Sleeping on a tiled classroom floor, sharing cigarettes and always on the lookout for police raids, the students of Carmela Carvajal primary and secondary school are living a revolution.
It began early one morning in May, when dozens of teenage girls emerged from the predawn darkness and scaled the spiked iron fence around Chile’s most prestigious girls’ school. They used classroom chairs to barricade themselves inside and settled in. Five months later, the occupation shows no signs of dying and the students are still fighting for their goal: free university education for all.
A tour of the school is a trip into the wired reality of a generation that boasts the communication tools that feisty young rebels of history never dreamed of. When police forces move closer, the students use restricted Facebook chat sessions to mobilize. Within minutes, they are able to rally support groups from other public schools in the neighborhood.
“Our lawyer lives over there,” said Angelica Alvarez, 14, as she pointed to a cluster of nearby homes.
“If we yell: ‘Mauricio’ really loud, he leaves his home and comes over,” she said.
For five months, the students at Carmela Carvajal have lived on the ground floor, sometimes sleeping in the gym, but usually in the abandoned classrooms where they hauled in a TV, set up a private changing room and began to experience school from a different perspective.
The first thing they did after taking over the school was to hold a vote. Approximately half of the 1,800 students participated in the polls to approve the takeover, and the yays outnumbered the nays 10 to one.
Now the students pass their school days listening to guest lecturers who provide free classes on topics ranging from economics to astronomy. Extracurricular classes include yoga and salsa lessons. At night and on weekends, visiting rock bands set up their equipment and charge 1,000 pesos (US$1.93) per person to hear a live jam on the basketball court. Neighbors donate fresh baked cakes and, under a quirk of Chilean law, the government is obliged to feed students who are at school — even students who have shut down education as usual.

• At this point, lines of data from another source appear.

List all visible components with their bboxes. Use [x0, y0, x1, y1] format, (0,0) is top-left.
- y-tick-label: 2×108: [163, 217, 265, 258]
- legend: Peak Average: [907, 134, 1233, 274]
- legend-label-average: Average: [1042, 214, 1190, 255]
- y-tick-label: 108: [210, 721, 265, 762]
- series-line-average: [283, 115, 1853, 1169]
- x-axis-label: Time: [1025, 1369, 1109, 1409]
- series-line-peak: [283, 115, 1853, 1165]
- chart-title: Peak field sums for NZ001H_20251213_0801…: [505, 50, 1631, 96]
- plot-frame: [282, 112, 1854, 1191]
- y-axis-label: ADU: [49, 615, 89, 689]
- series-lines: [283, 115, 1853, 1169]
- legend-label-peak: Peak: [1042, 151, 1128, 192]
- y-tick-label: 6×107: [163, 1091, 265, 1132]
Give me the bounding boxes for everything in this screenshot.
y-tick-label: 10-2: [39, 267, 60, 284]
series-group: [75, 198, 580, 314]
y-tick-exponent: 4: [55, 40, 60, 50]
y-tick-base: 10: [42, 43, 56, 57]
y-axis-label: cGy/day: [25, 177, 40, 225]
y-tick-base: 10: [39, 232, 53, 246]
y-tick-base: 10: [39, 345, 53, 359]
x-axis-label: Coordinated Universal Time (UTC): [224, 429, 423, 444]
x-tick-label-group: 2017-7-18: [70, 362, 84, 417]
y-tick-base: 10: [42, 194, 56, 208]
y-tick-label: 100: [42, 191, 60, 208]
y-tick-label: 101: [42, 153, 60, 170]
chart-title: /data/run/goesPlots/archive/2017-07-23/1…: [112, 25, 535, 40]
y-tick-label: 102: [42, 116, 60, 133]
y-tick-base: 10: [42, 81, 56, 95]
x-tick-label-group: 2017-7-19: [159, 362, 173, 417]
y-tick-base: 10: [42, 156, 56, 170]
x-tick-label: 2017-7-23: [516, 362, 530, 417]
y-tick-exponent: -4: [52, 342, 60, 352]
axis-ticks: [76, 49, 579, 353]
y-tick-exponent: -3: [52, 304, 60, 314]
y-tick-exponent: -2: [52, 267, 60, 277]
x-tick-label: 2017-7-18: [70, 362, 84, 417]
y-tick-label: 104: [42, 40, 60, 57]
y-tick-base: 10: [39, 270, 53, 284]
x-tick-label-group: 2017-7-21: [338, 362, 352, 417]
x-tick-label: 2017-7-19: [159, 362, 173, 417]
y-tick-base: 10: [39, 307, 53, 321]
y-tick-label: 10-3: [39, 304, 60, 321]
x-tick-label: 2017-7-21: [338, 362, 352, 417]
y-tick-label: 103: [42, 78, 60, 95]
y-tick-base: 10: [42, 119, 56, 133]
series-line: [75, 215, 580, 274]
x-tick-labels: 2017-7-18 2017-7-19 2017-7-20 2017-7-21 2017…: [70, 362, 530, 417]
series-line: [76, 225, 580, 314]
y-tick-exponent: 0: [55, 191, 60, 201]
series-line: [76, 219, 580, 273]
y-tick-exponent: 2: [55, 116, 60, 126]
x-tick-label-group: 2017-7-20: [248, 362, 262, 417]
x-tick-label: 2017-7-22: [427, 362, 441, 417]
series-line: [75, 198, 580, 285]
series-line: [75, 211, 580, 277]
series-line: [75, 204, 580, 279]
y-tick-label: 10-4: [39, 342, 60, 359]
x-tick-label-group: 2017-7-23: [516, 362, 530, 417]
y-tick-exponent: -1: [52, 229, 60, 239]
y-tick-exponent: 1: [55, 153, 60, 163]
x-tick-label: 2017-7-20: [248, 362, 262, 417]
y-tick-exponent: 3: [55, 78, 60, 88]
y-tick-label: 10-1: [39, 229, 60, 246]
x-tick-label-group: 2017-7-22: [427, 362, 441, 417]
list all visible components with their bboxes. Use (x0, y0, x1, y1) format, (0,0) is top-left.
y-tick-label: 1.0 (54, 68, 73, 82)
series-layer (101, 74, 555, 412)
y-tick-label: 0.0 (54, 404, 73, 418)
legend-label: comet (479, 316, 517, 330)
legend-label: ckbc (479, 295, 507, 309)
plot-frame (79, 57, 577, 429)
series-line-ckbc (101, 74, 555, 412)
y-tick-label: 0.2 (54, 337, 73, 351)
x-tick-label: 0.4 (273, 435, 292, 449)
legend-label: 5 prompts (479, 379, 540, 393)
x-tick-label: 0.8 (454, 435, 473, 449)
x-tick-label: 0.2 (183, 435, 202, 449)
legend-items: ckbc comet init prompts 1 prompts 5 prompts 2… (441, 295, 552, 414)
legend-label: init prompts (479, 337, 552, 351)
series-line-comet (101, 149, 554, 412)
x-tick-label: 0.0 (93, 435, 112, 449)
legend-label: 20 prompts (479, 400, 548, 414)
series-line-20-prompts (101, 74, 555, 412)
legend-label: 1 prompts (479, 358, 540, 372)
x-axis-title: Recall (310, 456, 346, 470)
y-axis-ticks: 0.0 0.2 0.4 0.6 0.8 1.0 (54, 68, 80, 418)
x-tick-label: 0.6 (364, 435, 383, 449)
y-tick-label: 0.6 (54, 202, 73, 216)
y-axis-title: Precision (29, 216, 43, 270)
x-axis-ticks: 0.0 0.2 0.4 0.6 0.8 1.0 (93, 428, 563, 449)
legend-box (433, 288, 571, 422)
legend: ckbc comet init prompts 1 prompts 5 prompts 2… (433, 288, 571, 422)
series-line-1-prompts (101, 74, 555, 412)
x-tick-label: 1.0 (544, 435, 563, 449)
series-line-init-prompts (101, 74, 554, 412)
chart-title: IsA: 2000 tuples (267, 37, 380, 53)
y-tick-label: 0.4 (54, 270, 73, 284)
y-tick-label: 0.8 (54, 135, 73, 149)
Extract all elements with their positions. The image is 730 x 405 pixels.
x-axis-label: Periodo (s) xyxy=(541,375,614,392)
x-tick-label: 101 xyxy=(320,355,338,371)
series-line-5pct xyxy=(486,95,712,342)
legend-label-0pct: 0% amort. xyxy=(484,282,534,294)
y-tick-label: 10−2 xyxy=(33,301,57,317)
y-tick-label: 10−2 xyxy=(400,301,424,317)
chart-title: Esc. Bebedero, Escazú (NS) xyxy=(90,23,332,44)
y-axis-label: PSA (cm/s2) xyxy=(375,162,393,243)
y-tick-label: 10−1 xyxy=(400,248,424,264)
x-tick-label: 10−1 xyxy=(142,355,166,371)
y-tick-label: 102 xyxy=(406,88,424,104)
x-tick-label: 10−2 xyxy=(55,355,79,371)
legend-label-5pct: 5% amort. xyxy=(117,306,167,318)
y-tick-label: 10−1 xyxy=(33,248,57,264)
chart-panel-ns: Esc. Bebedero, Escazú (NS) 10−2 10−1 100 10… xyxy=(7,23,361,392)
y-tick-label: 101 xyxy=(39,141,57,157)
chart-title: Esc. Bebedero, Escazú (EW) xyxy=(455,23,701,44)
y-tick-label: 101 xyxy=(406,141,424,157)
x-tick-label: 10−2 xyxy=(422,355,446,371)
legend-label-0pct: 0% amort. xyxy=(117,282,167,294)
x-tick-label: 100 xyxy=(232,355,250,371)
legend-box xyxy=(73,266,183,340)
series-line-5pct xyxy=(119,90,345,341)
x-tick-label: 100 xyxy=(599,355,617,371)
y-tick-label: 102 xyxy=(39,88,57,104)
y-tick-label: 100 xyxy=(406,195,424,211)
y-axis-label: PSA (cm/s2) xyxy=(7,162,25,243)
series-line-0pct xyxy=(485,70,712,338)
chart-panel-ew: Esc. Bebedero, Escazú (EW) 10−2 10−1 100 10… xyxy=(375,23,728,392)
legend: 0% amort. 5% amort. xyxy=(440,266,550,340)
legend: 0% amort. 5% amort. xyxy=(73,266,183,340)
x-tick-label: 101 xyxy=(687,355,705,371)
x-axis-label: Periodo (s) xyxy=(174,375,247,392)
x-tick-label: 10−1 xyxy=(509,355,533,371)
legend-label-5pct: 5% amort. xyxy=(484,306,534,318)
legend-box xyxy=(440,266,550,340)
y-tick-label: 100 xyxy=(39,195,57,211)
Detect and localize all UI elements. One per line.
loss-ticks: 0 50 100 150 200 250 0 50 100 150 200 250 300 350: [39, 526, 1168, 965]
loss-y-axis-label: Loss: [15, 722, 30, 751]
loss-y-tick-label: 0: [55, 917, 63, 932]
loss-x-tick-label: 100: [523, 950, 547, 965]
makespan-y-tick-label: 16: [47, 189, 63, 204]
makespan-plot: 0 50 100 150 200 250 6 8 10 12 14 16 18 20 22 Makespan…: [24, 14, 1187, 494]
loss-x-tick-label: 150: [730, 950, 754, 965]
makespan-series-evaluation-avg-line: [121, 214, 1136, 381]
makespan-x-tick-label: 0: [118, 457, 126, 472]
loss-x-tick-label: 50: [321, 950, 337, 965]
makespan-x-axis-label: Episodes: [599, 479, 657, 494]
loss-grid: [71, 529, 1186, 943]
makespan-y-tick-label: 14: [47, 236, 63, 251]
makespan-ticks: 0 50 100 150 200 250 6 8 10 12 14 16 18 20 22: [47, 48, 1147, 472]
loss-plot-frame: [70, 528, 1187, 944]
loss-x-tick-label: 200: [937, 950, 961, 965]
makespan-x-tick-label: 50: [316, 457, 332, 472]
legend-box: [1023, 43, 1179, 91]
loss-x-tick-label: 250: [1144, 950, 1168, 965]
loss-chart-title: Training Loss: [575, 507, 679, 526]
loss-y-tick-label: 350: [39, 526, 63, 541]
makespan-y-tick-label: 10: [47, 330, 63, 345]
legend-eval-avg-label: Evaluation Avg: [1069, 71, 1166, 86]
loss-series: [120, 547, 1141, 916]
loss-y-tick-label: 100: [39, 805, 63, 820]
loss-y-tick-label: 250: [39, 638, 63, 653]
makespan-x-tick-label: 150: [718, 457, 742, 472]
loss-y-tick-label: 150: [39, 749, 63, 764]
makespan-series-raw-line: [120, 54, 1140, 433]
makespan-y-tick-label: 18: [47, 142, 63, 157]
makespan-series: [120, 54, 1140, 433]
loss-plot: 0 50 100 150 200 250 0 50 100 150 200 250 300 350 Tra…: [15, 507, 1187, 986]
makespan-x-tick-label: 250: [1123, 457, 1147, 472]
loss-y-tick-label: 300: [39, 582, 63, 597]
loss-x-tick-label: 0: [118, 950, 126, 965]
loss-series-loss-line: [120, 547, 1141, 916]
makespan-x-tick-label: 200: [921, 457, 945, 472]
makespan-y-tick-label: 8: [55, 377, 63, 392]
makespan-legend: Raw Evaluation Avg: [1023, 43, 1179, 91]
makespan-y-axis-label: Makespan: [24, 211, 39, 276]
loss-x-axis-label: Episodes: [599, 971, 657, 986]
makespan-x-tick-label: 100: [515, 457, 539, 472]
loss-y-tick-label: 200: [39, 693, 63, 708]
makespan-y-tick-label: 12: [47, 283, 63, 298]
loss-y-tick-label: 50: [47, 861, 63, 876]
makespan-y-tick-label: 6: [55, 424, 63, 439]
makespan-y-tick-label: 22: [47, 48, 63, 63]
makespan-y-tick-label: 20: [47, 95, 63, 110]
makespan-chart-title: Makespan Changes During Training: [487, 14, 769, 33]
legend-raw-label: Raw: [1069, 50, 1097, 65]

So much food has poured in that the students from Carmela Carvajal now regularly pass on their donations to hungry students at other occupied schools.
Municipal authorities have repeatedly attempted to retake the school, sending in police to evict the rebel students and get classes back on schedule, but so far the youngsters have held their ground.
“It was the most beautiful -moment, all of us in [school] uniform climbing over the fence, taking back control of our school. It was such an emotional moment, we all wanted to cry,” Alvarez said. “There have been 10 times that the police have taken back the school and every time we come and take it back again.”
The students have built a hyper-organized, if somewhat legalistic, world, with votes on everything including daily duties, housekeeping schedules and the election of a president and spokeswoman. The school rules now include several new decrees: no sex, no boys and no booze. That last clause has been a bit abused, the students say.
“We have had a few cases of classmates who tried to bring in alcohol, but we caught them and they were punished,” said Alvarez, who was stationed at the school entrance questioning visitors.
Alvarez, who has lived at the school for about four months, laughed as she described the punishment.
“They had to clean the bathrooms,” she said.
Carmela Carvajal is among Chile’s most successful state schools. Nearly all the graduates are assured of a place in top Chilean universities, and the school is a magnet, drawing in some of the brightest minds from across Santiago, the nation’s capital and a metropolis of 6 million.
However, the story playing out in its classrooms is just a small part of a national student uprising that has seized control of the political agenda, wrongfooted conservative Chilean President Sebastian Pinera and called into question the free-market orthodoxy that has -dominated Chilean politics since the Pinochet era.
The students are demanding a return to the 1960s, when public university education was free. Current tuition fees average nearly three times the minimum annual wage, and with interest rates on student loans at 7 percent, the students have made financial reform the centerpiece of their uprising.
At the heart of the students’ agenda is the demand that education be recognized as a common right for all, not a “consumer good” to be sold on the open market.